THE NICE – Diary Of An Empty Day: The Nice Collection

Repertoire 2012

Rep-The Nice-Diary Of An Empty Day

While many are shaped by them, fewer artists actually define their times. Yet this restlessly ambitious British combo nailed the last gasps of the 60’s with pin-sharp precision via a brace of albums for Rolling Stones’ manager Andrew ‘Loog’ Oldham’s fab/happening Immediate label that fused jazz, pop, psych to the classics and in the process set in train the roller-coaster of prog. Keith Emerson (keyboards), Lee Jackson (bass, vocals), Brian ‘Blinky’ Davison (drums) and Davy O’List (guitar) shared a background in the fast-deflating R&B boom but there’s little to suggest so in this mis-titled compilation of their time with the soon-to-implode Immediate. If buttons could be pushed harder, they pushed them. Even compositionally-rich psych pop songs like “The Diamond Hard Blue Apples of The Moon” and debut album title track “The Thoughts of Emerlist Davjack” were worked into a lather by Emerson’s dominating organ work, O’Lists’ hard guitar and Davison’s busily martial percussion, the whole lot supercharged by overdubs, period studio effects, witchy spoken words – in short, the kitchen sink.

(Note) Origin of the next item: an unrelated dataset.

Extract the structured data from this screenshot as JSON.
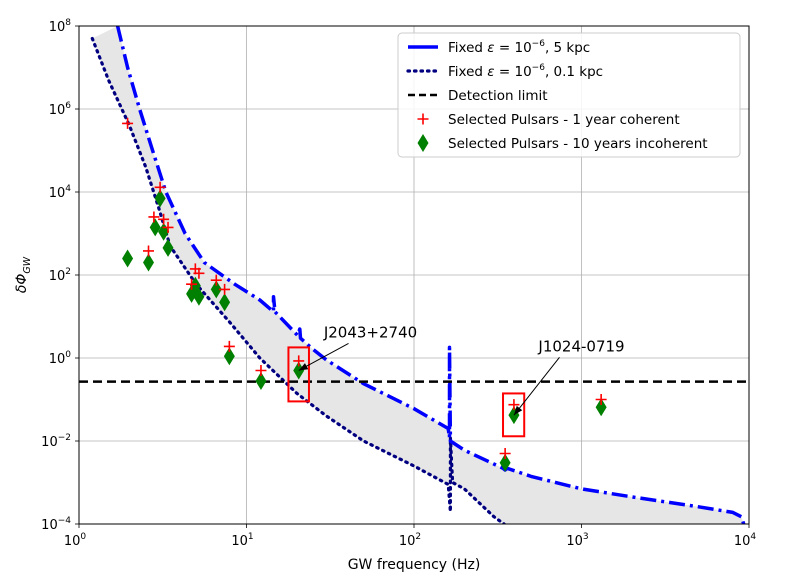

Emerson’s obsession with reworking the classics (“Rondo”, “Intermezzo”, “Brandenburger”) and show tunes (we get both US and UK crazed takes on Bernstein’s “America”) hitched the band’s novelty value and reputation for gleefully wild improv further. By second release ‘Ars Longa Vita Brevis’, O’List was out and the keyboard wizard was firmly at the helm. A transfer to Genesis and Van Der Graaf Generator label, Charisma, saw The Nice develop into a more serious proposition for the discerning prog rock fan and the die was well cast by 1970’s launch of Emerson, Lake and Palmer. Titular misnomer aside, this 15-track overview of the Immediate days, replete with rarities and B-sides, sensitively compiles and packages an embarrassment of riches. For all the man’s many and varied contributions to contemporary music, Emerson does not sound as if he had as much fun again as he did making this stuff.